Everybody's Christmas this year is a little bit Polish. For this country is not really protesting against a particular set of actions by a particular party in a particular place. A universal moral matter is at stake -- the matter of humanizing the large, impersonal bureaucratic structures that fill out so much of the background of modern life.

The foremost figure in Christendom today -- the Polish pope, John Paul II -- provided, according to practically everybody here, the inspiration for the movement that has seized this country. How come? Certainly not because he is a liberal, or a revolutionary. On the contrary, on such issues as abortion, divorce and the role of women in the church, John Paul is a crusty traditionalist.

But he stands for a kind of people's Christianity. He has brought home a church that seemed nothing if not hierarchical, distant and formal. He has personified an institution, and made is seem attractive.
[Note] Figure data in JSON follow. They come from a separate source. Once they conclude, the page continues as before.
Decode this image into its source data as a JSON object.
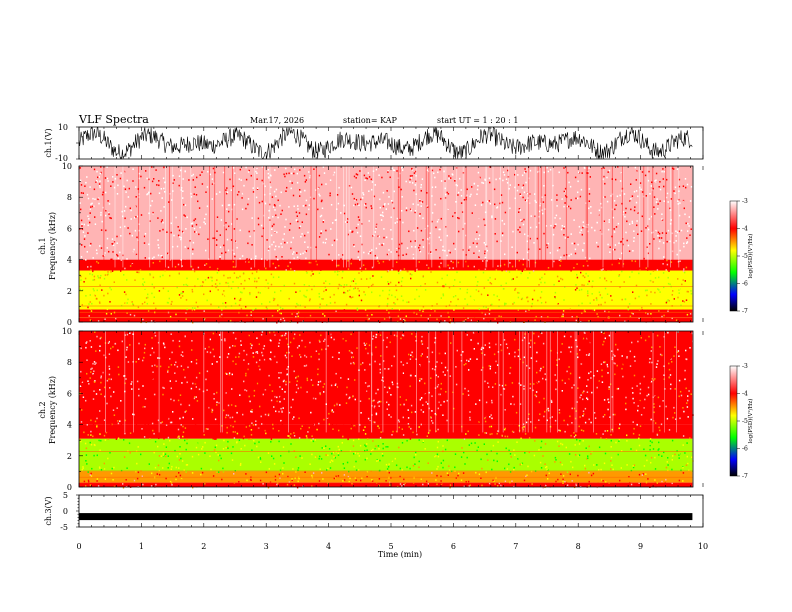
{
  "header": {
    "title": "VLF Spectra",
    "date": "Mar.17, 2026",
    "station": "station= KAP",
    "start": "start  UT  =   1  : 20 : 1"
  },
  "colors": {
    "spec_high": "#ff0000",
    "spec_mid": "#ffff00",
    "spec_low": "#00ff00",
    "background": "#ffffff",
    "line": "#000000"
  },
  "colorbar": {
    "label": "log(PSD)(V²/Hz)",
    "ticks": [
      "-3",
      "-4",
      "-5",
      "-6",
      "-7"
    ],
    "stops": [
      "#ffffff",
      "#ff0000",
      "#ffff00",
      "#00ff00",
      "#0000ff",
      "#000000"
    ]
  },
  "chart_data": [
    {
      "type": "line",
      "name": "ch1-waveform",
      "ylabel": "ch.1(V)",
      "ylim": [
        -10,
        10
      ],
      "yticks": [
        "10",
        "-10"
      ],
      "xlim": [
        0,
        10
      ],
      "duration_min": 9.83,
      "description_values": {
        "amplitude_range_V": [
          -10,
          10
        ]
      }
    },
    {
      "type": "heatmap",
      "name": "ch1-spectrogram",
      "ylabel": "ch.1\nFrequency  (kHz)",
      "ylabel_lines": [
        "ch.1",
        "Frequency  (kHz)"
      ],
      "ylim": [
        0,
        10
      ],
      "yticks": [
        "0",
        "2",
        "4",
        "6",
        "8",
        "10"
      ],
      "xlim": [
        0,
        10
      ],
      "duration_min": 9.83,
      "bands_kHz": [
        {
          "from": 0,
          "to": 0.3,
          "level": -4
        },
        {
          "from": 0.3,
          "to": 0.8,
          "level": -4.2
        },
        {
          "from": 0.8,
          "to": 3.3,
          "level": -4.9
        },
        {
          "from": 3.3,
          "to": 4.0,
          "level": -4.0
        },
        {
          "from": 4.0,
          "to": 10,
          "level": -3.4
        }
      ]
    },
    {
      "type": "heatmap",
      "name": "ch2-spectrogram",
      "ylabel": "ch.2\nFrequency  (kHz)",
      "ylabel_lines": [
        "ch.2",
        "Frequency  (kHz)"
      ],
      "ylim": [
        0,
        10
      ],
      "yticks": [
        "0",
        "2",
        "4",
        "6",
        "8",
        "10"
      ],
      "xlim": [
        0,
        10
      ],
      "duration_min": 9.83,
      "bands_kHz": [
        {
          "from": 0,
          "to": 0.3,
          "level": -4
        },
        {
          "from": 0.3,
          "to": 1.0,
          "level": -4.3
        },
        {
          "from": 1.0,
          "to": 3.1,
          "level": -5.3
        },
        {
          "from": 3.1,
          "to": 4.0,
          "level": -4.2
        },
        {
          "from": 4.0,
          "to": 10,
          "level": -3.8
        }
      ]
    },
    {
      "type": "line",
      "name": "ch3-waveform",
      "ylabel": "ch.3(V)",
      "ylim": [
        -5,
        5
      ],
      "yticks": [
        "5",
        "0",
        "-5"
      ],
      "xlim": [
        0,
        10
      ],
      "duration_min": 9.83,
      "level_V": -1.6
    }
  ],
  "xaxis": {
    "label": "Time  (min)",
    "ticks": [
      "0",
      "1",
      "2",
      "3",
      "4",
      "5",
      "6",
      "7",
      "8",
      "9",
      "10"
    ]
  }
}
There lies the significance of what he calls his "pilgrimages to the people" -- his visits to the consumer societies of Europe and the United States, to the peasant societies of Latin America, to the Islamic society of Turkey. "Don't be afraid. Open your doors to Christ," he said in his first mass as pope. And when he was asked what if felt like to have been selected, he replied, "I feel free."

That kind of freedom -- the freedom to loosen institutional bonds, to break down personal inhibitions, to reach out and touch -- is what the pope brought to Poland on his visit last year. As he put it in a meeting with the Communist leader of the time, Edward Gierek, "The basic mission of the church everywhere and always is to make man better, more conscious of his dignity, fully devoted to his life's tasks -- family, social and patriotic."

Lech Walesa, the shipworker from Gdansk who led the wave of protest that toppled Gierek, has been called the "Son of the Pope," for the movement he came to head promoted a cutting of bonds with the official unions, a deepening of social consciousness and a joining of hands with others. Not for nothing has the free trade union movement here been called "Solidarity."

The victories of Solidarity have now spread its spirit broadly throughout Poland. The Communist Party itself is in the midst of spirited debate about "renewal." In most revolutions," Stepan Bratkowski, a party member who is head of the journalists' union here, said at a dinner the other night, "everybody thinks on the level of the common people. In ours, everybody has been ennobled. Suddenly we are all talking to one another. Anybody who does not talk is not Polish."

No doubt that will seem a far cry from the Christmas of tradition -- from the birth of a Savior, from Good King Wenceslaus and Scrooge and the stockings by the chimney. But every age has its idiom, and its problems, and even its chance of salvation.

Paganism and barbarism, idolatry and the worship of strange gods beset the last days of the ancient world. Salvation then, and for many centuries afterward, lay in self-denial and renunciation -- the way of the saints and of the martyrs.

With the breakdown of feudal society and the onset of industry and city life, grinding poverty became the problem of the Western world. Charity took paramount place as a virtue, and the spirit of giving came to the fore in the Christmas season.

And now? Well, poverty remains. In many parts of the world people go hungry. Paganism and the worship of strange gods is not unknown -- especially among the rich. But for most of us in modern society the agonizing problem is living with organizations.

Large and faceless bureaucracies establish the conditions of life. Food and clothing and shelter depend upon them. They dominate government, corporations and unions. They offer or withhold opportunities for work. They even produce our cultural fare, our amusements and our sports.

So it is fitting in the Christmas season to soften the rigors of organization, to personalize the impersonal, to humanize the machine. That is what Poland, the Christ among nations, is all about these days, and that is why all of us should be offering our prayers for a movement, worldwide in its significance, whose success is by no means assured, and whose failure would be catastrophic.